Mais Saccharine est un objet cinématographique beaucoup plus retors que ça, et se met progressivement à dérailler par rapport aux attentes – « confortables dans l’inconfort » – des fans de plus en plus nombreux (et de plus en plus masochistes) de la Body Horror insoutenable. Car, à partir de prémisses clairement posés dans la première moitié du film, Natalie Erika James se met à aligner des scènes de plus en plus incohérentes, à suivre des fils narratifs dont la logique est difficile à saisir, pour déboucher sur une conclusion peu claire, et, pour parachever le tout, sur un dernier twist certes saisissant, mais difficile à relier à tout ce qui a précédé. De quoi reprocher à la jeune autrice d’avoir fait un peu n’importe quoi pour choquer le spectateur, sans se soucier de la moindre logique.

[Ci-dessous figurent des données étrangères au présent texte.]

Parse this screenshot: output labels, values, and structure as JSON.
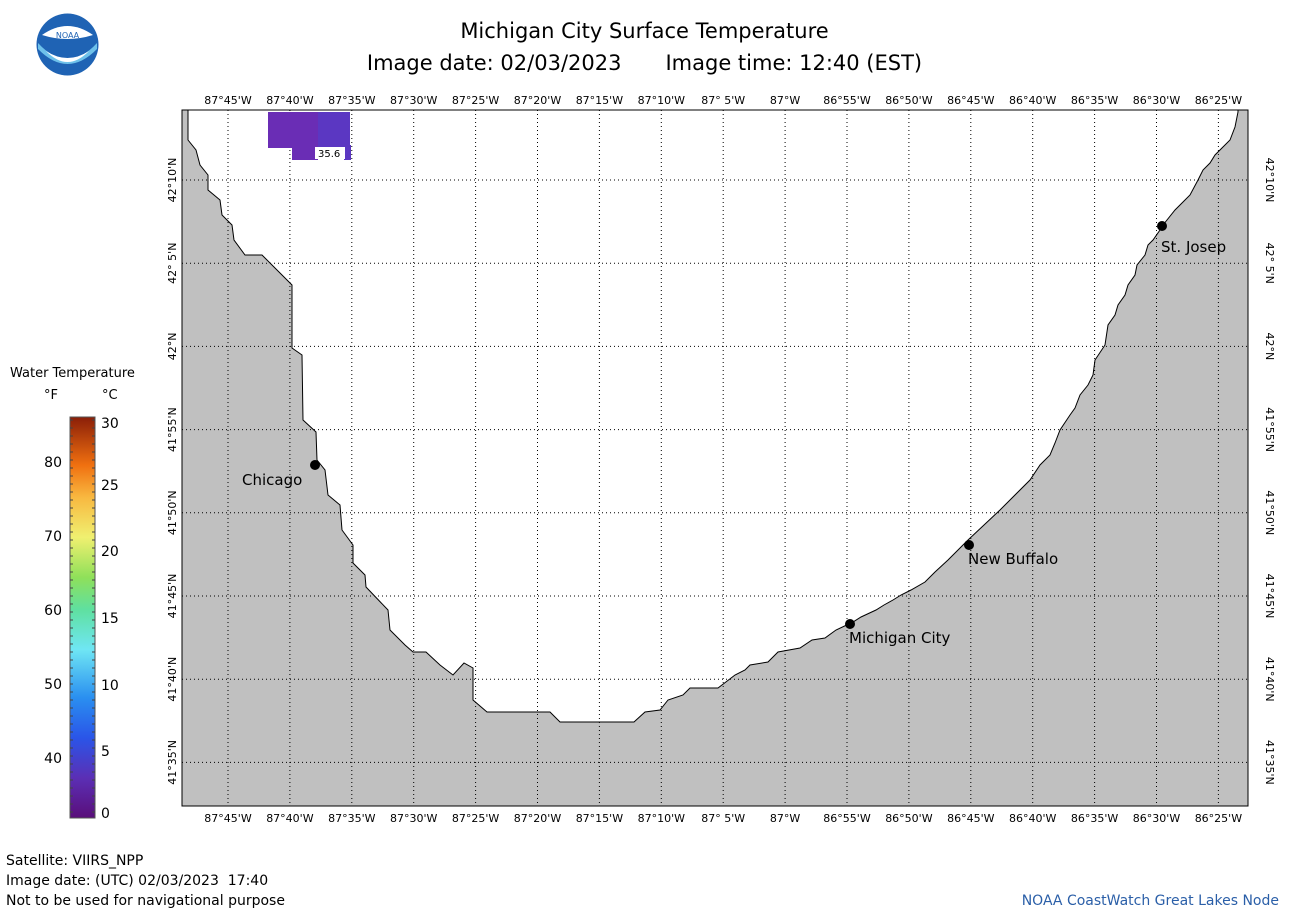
{
  "header": {
    "title": "Michigan City Surface Temperature",
    "image_date": "Image date: 02/03/2023",
    "image_time": "Image time: 12:40 (EST)",
    "logo_text": "NOAA"
  },
  "map": {
    "lon_labels": [
      "87°45'W",
      "87°40'W",
      "87°35'W",
      "87°30'W",
      "87°25'W",
      "87°20'W",
      "87°15'W",
      "87°10'W",
      "87° 5'W",
      "87°W",
      "86°55'W",
      "86°50'W",
      "86°45'W",
      "86°40'W",
      "86°35'W",
      "86°30'W",
      "86°25'W"
    ],
    "lat_labels": [
      "42°10'N",
      "42° 5'N",
      "42°N",
      "41°55'N",
      "41°50'N",
      "41°45'N",
      "41°40'N",
      "41°35'N"
    ],
    "cities": [
      {
        "name": "Chicago"
      },
      {
        "name": "New Buffalo"
      },
      {
        "name": "Michigan City"
      },
      {
        "name": "St. Josep"
      }
    ],
    "sample_label": "35.6",
    "colors": {
      "land": "#c0c0c0",
      "water": "#ffffff",
      "sst_patch_1": "#6a2db5",
      "sst_patch_2": "#5b37c2"
    }
  },
  "legend": {
    "title": "Water Temperature",
    "unit_f": "°F",
    "unit_c": "°C",
    "f_labels": [
      "80",
      "70",
      "60",
      "50",
      "40"
    ],
    "c_labels": [
      "30",
      "25",
      "20",
      "15",
      "10",
      "5",
      "0"
    ]
  },
  "footer": {
    "satellite": "Satellite: VIIRS_NPP",
    "utc_date": "Image date: (UTC) 02/03/2023  17:40",
    "disclaimer": "Not to be used for navigational purpose",
    "credit": "NOAA CoastWatch Great Lakes Node"
  }
}
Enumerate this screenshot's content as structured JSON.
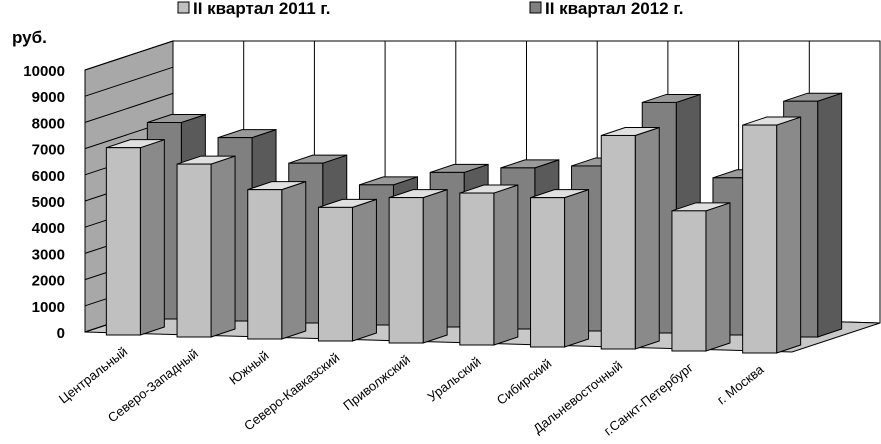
{
  "chart_data": {
    "type": "bar",
    "ylabel": "руб.",
    "ylim": [
      0,
      10000
    ],
    "yticks": [
      0,
      1000,
      2000,
      3000,
      4000,
      5000,
      6000,
      7000,
      8000,
      9000,
      10000
    ],
    "categories": [
      "Центральный",
      "Северо-Западный",
      "Южный",
      "Северо-Кавказский",
      "Приволжский",
      "Уральский",
      "Сибирский",
      "Дальневосточный",
      "г.Санкт-Петербург",
      "г. Москва"
    ],
    "series": [
      {
        "name": "II квартал 2011 г.",
        "color": "#c0c0c0",
        "values": [
          7150,
          6600,
          5700,
          5100,
          5550,
          5800,
          5700,
          8150,
          5350,
          8700
        ]
      },
      {
        "name": "II квартал 2012 г.",
        "color": "#808080",
        "values": [
          7500,
          7000,
          6100,
          5350,
          5900,
          6150,
          6300,
          8800,
          6000,
          9000
        ]
      }
    ],
    "grid": true,
    "legend": "top"
  }
}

Cette approche pour le moins surprenante de la part d’une réalisatrice réputée pour l’intelligence de son approche cinématographique vaut la peine que l’on s’interroge un peu plus profondément sur Saccharine, et qu’on ne le condamne pas sommairement pour « incohérence ». D’abord, il faut prendre en compte que, beaucoup plus triste, introverti, maladif que The Substance, Saccharine délaisse la « performance horrifique grotesque” pour traduire à l’écran une véritable dépression, au point même que la forme du récit, et donc du film, est contaminée par ce malaise de son héroïne. Ce film sur une obsession finit lui-même par devenir obsessionnel, répétitif, enfermé dans sa propre spirale : il ne s’agit plus, au bout d’un moment à chercher à « convaincre » le spectateur d’un déroulement sensé des scènes qui s’enchaînent à l’écran, mais à reproduire le malaise mental de Hana… A matérialiser à l’écran le dégoût et la honte qu’elle ressent.

Au lieu de se contenter donc de regarder Saccharine comme une critique des normes corporelles contemporaines (un sujet finalement assez peu original), changeons de point de vue, et considérons-le comme une tragédie radicale de l’auto-consommation, avec un personnage qui ne cherche plus vraiment à devenir « beau”, mais à effacer quelque chose de lui-même qu’il ne supporte pas. Si l’on admet que Hana souffre d’un « trouble dysmorphique corporel », c’est le caractère obsessionnel et déformant du regard qu’elle porte sur elle-même, plutôt que la condamnation des mécanismes capitalistes du « corps parfait », qui devient le sujet du film. On quitte alors les rivages de la logique ordinaire (même dans un contexte fantastique) pour errer sans boussole sur un océan de pure déraison, où, finalement, tout – et surtout le pire – peut advenir.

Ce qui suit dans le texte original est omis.